Preimplantation embryo development after X-ray irradiation

Irradiation dose (Gy)	Number of embryos	Number of blastocysta (%)		Number of abnormal embryosa (%)
0	152	146	96.1%	6	3.9%
	(52, 40, 35, 25)b	(49, 39, 33, 25)b		(3, 1, 2, 0)b
0.1	143	132	92.3%	11	7.7%
	(52, 40, 26, 25)b	(48, 35, 24, 25)b		(4, 5, 2, 0)b
0.5	152	139	91.4%	13	8.6%
	(55, 40, 35, 22)b	(51, 34, 33, 21)b		(4, 6, 2, 1)b
1.0	152	137	90.1%	16	9.9%
	(52, 40, 35, 25)b	(47, 35, 32, 23)b		(5, 2, 3, 2)b

aThe difference in the developmental rate was not significant among control, 0.1-, 0.5-, and 1.0-Gy-irradiated embryos by the exact t test

bEach number of embryos of four times experiments

Fig. 1

Development of preimplantation embryos irradiated with X-rays. a Representative micrographs of blastocysts with or without X-ray irradiation (0.1, 0.5, and 1.0 Gy). Asterisks indicate abnormal blastocysts. b The developmental rate of embryos irradiated with X-rays. Bars represent the maximum and minimum percentage of each experiment

Blastocysts with a normal appearance after ≤ 1-Gy X-ray irradiation produce fetuses

To examine whether X-ray-irradiated embryos could develop in the uterus, we transferred 10 embryos that developed normally after X-ray irradiation into a pseudopregnant uterus (one side of the bi-corner uterus).
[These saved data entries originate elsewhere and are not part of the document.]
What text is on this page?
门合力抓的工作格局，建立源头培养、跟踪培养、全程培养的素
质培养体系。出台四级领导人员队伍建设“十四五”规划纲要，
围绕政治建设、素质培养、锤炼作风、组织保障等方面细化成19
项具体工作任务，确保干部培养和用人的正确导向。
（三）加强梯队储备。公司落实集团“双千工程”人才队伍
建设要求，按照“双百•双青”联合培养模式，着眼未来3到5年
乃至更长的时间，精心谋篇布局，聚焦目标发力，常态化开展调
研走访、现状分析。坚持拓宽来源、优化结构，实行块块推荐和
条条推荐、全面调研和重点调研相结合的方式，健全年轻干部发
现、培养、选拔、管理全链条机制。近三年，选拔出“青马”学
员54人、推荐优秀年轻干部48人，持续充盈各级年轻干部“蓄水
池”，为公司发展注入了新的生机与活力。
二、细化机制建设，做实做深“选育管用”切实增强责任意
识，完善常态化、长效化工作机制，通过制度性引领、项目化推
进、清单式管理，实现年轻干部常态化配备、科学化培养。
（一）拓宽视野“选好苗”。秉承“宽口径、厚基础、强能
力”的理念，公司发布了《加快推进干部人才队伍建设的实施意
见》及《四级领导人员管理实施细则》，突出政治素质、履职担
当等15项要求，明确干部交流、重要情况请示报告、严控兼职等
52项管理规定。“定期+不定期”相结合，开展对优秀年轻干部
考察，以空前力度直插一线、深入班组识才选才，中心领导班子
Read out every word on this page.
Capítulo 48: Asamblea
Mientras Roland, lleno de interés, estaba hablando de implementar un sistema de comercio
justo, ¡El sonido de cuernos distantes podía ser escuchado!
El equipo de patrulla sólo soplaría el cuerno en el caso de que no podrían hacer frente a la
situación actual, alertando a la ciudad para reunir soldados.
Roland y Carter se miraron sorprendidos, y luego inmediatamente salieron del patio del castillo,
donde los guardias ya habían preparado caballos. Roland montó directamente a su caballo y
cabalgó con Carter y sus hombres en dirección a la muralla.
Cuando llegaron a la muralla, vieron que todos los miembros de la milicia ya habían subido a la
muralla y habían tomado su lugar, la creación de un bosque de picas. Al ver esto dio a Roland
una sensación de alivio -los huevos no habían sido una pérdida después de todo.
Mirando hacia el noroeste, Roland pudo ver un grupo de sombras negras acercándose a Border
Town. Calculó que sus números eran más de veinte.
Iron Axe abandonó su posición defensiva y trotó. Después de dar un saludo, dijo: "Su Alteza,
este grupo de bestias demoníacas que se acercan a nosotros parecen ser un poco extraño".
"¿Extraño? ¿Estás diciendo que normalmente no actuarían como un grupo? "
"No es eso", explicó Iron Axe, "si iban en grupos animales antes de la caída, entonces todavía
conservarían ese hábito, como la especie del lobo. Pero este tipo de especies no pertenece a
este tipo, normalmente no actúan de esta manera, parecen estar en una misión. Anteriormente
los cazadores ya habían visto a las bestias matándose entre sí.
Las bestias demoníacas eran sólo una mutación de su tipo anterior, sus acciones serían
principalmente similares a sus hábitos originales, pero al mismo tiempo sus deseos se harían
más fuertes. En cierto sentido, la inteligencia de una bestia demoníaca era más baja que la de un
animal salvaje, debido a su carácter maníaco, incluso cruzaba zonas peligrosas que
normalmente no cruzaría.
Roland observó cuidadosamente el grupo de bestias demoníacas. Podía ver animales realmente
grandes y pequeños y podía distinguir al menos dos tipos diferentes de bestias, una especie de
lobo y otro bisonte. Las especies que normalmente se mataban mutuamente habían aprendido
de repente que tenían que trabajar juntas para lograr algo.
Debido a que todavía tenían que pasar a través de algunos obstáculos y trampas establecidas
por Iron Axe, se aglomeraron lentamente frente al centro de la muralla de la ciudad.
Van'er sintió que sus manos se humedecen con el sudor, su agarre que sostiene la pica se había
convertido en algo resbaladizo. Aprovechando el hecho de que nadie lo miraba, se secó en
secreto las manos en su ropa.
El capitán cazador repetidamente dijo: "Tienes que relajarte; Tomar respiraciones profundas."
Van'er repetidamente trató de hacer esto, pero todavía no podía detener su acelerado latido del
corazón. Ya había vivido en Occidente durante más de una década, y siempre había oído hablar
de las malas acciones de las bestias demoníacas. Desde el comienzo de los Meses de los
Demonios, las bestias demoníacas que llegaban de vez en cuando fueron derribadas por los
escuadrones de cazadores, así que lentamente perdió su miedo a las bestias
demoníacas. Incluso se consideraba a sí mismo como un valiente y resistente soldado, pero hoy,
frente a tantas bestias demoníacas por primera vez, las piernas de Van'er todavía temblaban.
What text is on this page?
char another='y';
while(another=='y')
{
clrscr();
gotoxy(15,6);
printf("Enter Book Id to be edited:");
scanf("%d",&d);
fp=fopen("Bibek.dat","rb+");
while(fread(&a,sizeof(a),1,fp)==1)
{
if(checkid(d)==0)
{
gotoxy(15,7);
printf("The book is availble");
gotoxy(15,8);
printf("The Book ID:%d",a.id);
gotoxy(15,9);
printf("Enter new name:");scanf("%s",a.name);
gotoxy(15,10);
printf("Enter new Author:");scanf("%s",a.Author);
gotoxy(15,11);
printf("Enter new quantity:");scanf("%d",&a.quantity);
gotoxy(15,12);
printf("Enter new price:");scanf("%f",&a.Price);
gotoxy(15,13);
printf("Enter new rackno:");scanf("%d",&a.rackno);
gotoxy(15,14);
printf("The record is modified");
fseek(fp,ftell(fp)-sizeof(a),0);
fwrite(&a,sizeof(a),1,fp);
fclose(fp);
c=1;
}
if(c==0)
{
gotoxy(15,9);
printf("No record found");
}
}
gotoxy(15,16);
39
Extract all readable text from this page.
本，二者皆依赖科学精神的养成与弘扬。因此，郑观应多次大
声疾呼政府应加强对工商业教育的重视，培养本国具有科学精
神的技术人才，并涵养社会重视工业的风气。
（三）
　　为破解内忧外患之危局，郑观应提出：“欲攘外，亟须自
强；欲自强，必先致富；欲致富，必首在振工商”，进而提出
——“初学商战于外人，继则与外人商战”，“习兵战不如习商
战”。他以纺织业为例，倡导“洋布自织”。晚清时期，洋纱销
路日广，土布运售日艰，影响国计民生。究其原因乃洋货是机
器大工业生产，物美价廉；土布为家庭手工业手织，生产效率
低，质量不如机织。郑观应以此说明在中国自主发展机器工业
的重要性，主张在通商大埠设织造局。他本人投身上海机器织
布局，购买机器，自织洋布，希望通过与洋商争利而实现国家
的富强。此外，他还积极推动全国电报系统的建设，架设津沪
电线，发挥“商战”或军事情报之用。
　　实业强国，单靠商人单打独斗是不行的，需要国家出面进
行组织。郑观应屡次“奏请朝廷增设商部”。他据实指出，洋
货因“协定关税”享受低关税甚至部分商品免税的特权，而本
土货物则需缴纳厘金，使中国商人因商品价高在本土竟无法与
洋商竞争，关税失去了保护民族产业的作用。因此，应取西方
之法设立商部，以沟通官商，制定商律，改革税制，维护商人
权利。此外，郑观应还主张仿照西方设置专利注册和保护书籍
We analyzed five pseudopregnant mice for each group: control and 0.1, 0.5, or 1.0 Gy-irradiated blastocysts. Non-irradiated embryos had a mean implantation number of 8.4 (implantation rate of 86%) as judged by the number of placentas and implantation marks with 7.7 becoming fetuses (Table 2). Embryos irradiated with 0.1 Gy had an implantation number of 8.7 with 6.5 becoming fetuses, those irradiated with 0.5 Gy had an implantation number of 8.6 with 6.0 becoming fetuses, and those irradiated with 1.0 Gy had an implantation rate of 8.1 with 6.7 becoming fetuses (Table 2). The irradiated embryos had implantation and fetal development rates similar to those of non-irradiated embryos.

Table 2

Pregnancy outcome of irradiation

Irradiation dose (Gy)	Number of pregnant mice analyzed	Number of implantationsa (average)	Number of fetusesa (average)
0	5	8.4 ± 1.6	7.7 ± 1.6
0.1	5	8.7 ± 1.3	6.5 ± 2.0
0.5	5	8.6 ± 0.9	6.0 ± 1.1
1.0	5	8.1 ± 1.3	6.7 ± 1.9

aThere was no significant difference in the number of implantations or fetuses between each group by the exact t test

One-Gy irradiation induces DNA damage in embryos

To determine the effect of low-dose irradiation (1 Gy), we evaluated DNA damage in morphologically normal blastocysts. Immunofluorescence staining by γH2AX revealed that at the blastocyst stage, the embryos without X-irradiation showed low staining by γH2AX, but at 1 Gy of irradiated blastocysts, several cells were strongly stained by γH2AX antibody. The embryos of 1 h after X-irradiation by 1 Gy were weakly stained by γH2AX antibody with non-specific signals in the cell surface (Supplemental Fig. 1), while some cells in blastocyst strongly stained after 33 h of X-irradiation as in Fig. 2. This suggested that the several significantly damaged cells in blastocyst might lead to apoptosis followed by DNA double-strand breaks, resulting in their strong phosphorylation of H2AX.

Fig. 2

γH2AX expression in blastocysts after X-ray irradiation. Representative images showing the immunofluorescence intensity of γH2AX (green) in control (0 Gy) and 1-Gy X-ray-irradiated embryos. Merged micrographs show the localization of γH2AX (green) with DAPI staining (blue)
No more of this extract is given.